Les quatre dimensions de la visibilité organisationnelle

Dans Stratégie et structure, Chandler retient quatre dimensions de la visibilité, pour une meilleure gestion des grandes firmes : une information de gestion rigoureuse et chiffrée, une centralisation de la décision et donc une remontée de cette information, une entreprise dont les directions fonctionnelles sont coordonnées entre elles, et puis une distribution décentralisée qui répond à la fonction stratégique.

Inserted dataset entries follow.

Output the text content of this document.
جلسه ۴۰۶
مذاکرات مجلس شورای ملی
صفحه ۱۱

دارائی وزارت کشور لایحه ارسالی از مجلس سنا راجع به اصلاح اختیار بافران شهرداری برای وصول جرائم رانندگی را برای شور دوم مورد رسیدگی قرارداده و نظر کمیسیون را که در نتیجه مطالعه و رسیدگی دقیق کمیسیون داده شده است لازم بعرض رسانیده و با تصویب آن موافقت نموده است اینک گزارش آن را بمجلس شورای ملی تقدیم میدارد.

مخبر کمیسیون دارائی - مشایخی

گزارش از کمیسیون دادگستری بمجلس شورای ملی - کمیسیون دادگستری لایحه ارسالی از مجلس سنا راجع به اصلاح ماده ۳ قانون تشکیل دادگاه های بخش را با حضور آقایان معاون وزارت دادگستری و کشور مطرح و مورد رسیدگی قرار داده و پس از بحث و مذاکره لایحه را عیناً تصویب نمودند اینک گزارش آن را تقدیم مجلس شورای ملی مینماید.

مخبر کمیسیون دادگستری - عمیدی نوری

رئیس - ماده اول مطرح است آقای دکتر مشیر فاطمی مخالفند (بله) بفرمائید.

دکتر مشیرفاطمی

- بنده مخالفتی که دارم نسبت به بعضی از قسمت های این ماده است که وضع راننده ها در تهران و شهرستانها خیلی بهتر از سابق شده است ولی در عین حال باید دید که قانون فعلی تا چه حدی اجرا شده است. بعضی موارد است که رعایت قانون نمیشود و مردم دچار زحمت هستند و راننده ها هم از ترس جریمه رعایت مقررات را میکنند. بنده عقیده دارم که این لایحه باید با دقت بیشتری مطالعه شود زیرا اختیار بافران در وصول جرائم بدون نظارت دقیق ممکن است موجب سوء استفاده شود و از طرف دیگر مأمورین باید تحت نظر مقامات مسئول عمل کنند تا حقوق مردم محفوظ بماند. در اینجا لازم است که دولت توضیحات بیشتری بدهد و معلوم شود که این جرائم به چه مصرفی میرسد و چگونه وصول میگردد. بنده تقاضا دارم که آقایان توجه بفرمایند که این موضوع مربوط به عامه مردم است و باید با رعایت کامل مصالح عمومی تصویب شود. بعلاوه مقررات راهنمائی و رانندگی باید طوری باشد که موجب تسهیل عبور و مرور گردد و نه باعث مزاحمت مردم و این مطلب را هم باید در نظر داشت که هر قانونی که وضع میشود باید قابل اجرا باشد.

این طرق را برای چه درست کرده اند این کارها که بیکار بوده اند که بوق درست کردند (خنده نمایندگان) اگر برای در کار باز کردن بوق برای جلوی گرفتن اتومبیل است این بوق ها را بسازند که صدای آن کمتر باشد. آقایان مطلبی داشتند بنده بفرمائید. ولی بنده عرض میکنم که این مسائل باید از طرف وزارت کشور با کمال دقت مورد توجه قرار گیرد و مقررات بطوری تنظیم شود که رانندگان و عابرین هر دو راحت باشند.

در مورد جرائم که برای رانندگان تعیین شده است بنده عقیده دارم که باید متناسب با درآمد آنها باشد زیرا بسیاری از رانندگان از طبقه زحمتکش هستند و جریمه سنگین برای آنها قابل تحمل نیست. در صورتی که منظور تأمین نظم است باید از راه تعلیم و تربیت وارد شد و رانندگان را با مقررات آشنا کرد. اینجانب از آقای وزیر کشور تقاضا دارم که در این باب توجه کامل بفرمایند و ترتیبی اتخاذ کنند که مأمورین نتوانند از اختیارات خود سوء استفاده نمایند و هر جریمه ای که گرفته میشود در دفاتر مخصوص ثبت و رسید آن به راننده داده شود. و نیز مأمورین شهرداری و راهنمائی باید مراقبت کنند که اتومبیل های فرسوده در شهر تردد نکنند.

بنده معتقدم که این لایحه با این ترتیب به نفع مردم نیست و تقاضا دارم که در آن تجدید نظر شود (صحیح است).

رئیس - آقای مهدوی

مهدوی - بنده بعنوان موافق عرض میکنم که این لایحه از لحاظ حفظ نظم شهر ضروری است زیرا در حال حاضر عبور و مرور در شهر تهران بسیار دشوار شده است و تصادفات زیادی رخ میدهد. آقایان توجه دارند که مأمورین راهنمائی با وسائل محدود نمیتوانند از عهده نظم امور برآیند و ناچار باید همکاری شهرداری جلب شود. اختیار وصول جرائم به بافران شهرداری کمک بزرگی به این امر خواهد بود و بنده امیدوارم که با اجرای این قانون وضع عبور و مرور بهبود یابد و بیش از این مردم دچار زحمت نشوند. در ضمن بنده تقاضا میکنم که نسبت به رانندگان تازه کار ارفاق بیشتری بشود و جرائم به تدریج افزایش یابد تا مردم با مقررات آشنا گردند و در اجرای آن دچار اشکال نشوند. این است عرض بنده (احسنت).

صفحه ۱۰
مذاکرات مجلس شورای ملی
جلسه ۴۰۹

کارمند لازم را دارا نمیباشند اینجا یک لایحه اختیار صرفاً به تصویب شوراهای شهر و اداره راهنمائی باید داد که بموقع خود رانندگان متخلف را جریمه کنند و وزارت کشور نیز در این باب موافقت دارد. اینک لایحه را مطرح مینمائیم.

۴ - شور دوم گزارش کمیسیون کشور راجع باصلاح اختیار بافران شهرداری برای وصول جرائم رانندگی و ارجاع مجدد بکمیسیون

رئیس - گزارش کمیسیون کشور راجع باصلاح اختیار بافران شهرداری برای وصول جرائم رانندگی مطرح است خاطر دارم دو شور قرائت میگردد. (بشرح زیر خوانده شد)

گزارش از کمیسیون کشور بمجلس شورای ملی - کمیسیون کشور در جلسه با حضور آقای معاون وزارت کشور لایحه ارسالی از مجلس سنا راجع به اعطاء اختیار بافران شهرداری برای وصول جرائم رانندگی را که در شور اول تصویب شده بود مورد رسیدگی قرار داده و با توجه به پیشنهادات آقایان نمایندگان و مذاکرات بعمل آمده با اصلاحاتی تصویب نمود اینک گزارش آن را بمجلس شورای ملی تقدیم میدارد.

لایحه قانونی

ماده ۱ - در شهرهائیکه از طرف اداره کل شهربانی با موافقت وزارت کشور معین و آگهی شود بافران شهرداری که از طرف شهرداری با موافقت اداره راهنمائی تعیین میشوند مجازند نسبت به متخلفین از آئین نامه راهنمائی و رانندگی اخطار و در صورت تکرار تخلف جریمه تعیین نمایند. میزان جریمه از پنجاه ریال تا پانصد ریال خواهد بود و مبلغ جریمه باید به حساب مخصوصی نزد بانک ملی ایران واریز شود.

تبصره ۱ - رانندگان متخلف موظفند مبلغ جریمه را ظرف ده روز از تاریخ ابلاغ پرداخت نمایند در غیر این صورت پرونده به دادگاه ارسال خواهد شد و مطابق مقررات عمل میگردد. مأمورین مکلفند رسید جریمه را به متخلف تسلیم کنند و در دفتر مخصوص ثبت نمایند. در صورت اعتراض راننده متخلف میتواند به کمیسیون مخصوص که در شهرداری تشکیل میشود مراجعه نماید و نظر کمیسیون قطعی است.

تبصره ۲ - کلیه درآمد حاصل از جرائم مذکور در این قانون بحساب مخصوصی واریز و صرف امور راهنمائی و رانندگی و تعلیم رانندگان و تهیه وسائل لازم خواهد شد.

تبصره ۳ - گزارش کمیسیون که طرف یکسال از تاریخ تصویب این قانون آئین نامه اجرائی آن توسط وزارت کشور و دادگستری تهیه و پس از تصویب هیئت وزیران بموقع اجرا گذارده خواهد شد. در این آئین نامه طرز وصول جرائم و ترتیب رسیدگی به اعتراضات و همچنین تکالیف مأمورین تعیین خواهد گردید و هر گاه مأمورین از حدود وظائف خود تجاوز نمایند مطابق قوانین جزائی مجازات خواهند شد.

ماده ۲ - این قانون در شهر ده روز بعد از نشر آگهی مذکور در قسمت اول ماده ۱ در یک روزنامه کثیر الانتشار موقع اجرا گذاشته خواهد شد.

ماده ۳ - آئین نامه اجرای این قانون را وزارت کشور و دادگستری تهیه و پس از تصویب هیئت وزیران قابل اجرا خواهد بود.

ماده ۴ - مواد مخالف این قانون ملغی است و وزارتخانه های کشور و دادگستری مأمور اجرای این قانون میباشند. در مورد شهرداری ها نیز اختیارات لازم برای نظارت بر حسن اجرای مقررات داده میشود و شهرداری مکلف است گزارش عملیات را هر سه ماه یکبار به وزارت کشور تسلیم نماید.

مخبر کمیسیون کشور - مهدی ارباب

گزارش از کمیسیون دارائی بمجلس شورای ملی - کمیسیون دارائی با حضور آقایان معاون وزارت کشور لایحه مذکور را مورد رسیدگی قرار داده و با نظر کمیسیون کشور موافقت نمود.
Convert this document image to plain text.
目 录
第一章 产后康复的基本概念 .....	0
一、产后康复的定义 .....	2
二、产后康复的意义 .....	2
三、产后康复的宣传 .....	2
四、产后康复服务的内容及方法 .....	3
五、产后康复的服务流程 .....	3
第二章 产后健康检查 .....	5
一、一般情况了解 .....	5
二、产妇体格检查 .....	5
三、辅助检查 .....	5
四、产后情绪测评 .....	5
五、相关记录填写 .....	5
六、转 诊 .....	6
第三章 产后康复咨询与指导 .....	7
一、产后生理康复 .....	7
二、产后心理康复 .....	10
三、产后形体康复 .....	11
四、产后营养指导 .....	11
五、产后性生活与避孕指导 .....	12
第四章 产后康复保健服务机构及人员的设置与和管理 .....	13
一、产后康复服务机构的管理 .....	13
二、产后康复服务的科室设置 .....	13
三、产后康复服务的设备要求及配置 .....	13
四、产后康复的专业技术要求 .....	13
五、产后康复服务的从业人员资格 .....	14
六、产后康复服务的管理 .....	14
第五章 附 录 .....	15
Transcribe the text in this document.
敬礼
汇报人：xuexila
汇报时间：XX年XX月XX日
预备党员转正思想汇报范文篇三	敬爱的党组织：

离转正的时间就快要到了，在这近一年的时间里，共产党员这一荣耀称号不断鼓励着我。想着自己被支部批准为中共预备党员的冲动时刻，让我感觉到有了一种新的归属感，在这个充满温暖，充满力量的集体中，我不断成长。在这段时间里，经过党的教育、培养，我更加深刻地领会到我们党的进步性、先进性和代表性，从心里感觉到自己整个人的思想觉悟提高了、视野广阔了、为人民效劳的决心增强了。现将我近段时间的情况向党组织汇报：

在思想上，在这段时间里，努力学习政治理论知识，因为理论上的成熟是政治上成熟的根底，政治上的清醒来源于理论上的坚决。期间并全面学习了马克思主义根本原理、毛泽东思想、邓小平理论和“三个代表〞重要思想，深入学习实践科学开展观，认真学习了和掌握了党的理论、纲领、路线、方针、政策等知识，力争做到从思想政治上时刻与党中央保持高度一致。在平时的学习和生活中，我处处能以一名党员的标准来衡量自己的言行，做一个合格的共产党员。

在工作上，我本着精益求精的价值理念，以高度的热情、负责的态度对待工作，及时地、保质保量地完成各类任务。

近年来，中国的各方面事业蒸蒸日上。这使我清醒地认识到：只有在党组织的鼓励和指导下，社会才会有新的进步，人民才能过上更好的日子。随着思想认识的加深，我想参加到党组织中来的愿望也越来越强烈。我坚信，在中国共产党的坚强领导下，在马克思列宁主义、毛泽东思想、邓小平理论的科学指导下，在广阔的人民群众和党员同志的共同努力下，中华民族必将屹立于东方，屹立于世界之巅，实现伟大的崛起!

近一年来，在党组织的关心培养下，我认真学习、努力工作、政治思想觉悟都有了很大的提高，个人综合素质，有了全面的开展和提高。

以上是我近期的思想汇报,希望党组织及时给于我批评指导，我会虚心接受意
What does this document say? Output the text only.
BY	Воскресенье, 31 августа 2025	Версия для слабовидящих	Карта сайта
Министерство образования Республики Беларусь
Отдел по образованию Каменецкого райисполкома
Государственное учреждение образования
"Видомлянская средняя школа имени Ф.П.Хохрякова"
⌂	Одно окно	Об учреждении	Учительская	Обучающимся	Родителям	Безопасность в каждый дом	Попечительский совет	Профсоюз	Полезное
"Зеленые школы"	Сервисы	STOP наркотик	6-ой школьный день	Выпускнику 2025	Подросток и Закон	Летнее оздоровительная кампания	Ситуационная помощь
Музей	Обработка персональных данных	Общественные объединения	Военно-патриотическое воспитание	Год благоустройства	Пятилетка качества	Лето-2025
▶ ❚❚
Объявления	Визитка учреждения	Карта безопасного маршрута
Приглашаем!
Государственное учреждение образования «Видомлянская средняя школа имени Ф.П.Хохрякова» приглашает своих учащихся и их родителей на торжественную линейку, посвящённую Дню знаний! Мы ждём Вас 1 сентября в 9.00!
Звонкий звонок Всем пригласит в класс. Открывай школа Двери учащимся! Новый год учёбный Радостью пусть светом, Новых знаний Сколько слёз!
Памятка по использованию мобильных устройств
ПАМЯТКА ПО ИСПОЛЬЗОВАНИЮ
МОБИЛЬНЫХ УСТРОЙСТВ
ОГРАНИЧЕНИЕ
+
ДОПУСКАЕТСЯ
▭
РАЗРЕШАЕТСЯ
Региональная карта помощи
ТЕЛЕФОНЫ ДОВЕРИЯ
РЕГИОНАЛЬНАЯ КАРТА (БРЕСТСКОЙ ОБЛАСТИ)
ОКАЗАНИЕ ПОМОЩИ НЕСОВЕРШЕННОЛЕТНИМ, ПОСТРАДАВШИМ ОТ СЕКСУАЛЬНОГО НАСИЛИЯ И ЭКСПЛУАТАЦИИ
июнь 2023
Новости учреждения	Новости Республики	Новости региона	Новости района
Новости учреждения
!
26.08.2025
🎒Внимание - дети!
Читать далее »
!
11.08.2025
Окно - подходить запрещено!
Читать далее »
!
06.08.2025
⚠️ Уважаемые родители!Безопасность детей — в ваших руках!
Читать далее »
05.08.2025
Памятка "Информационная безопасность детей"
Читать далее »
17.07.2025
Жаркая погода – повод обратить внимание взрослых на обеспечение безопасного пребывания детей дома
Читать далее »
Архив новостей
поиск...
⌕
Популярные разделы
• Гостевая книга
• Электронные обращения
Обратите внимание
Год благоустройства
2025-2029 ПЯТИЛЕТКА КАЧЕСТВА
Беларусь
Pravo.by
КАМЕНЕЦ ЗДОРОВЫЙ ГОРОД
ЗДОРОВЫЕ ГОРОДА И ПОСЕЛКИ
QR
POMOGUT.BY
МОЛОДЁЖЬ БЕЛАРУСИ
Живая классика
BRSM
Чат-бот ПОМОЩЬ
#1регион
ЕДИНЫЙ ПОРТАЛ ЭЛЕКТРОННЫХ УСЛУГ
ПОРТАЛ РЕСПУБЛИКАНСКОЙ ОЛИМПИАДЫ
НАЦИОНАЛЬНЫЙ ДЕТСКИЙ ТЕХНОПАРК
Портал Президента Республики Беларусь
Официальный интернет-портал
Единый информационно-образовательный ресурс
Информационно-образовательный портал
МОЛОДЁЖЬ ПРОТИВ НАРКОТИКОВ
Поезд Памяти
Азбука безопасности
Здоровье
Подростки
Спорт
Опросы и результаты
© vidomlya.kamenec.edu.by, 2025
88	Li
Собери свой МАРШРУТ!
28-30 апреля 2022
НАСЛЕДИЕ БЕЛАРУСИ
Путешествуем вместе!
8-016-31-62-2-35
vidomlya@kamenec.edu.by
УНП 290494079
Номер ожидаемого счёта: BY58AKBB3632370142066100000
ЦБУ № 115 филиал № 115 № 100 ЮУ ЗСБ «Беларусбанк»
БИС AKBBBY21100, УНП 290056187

Une visibilité des activités par l’information de gestion. C'est-à-dire entreprendre une centralisation des processus de décision de l’entreprise ; c’est également l’élaboration de mesures fiables pour que la gestion possède une visibilité satisfaisante des activités de l’entreprise. Les chiffres transportent les informations de l’entreprise. Ceci afin de pouvoir statuer de meilleures décisions. Cette expansion de la visibilité est une démarche de rationalisation des prises de décisions ; elle nécessite, donc, un grand travail de définition des périmètres, une définition des standards de gestion. Tous ces indicateurs doivent être conformes aux responsabilités des cadres intermédiaires ; ceux-ci doivent détenir des processus clairs et acceptés. La visibilité suppose ainsi de remplacer le manager « personnel » – du chef hiérarchique au subordonné – au responsable dont la charge première est la transmission des chiffres de l’activité de l’entreprise pour son périmètre. Tous sont des responsables d’opérations décentralisées, et doivent transmettre une information synthétique sur ceux-ci. C'est-à-dire, l’intégration verticale de la firme opère ainsi une mise à distance (et in fine une séparation) de la responsabilité des activités : les dirigeants ne sont plus que responsables des chiffres, synthèses de toutes les opérations ; aux chefs fonctionnels sont déplacées les responsabilités d’administration. Toute la direction des activités dépend de la manière dont cette information est, à la fois rigoureuse, homogène et transparente.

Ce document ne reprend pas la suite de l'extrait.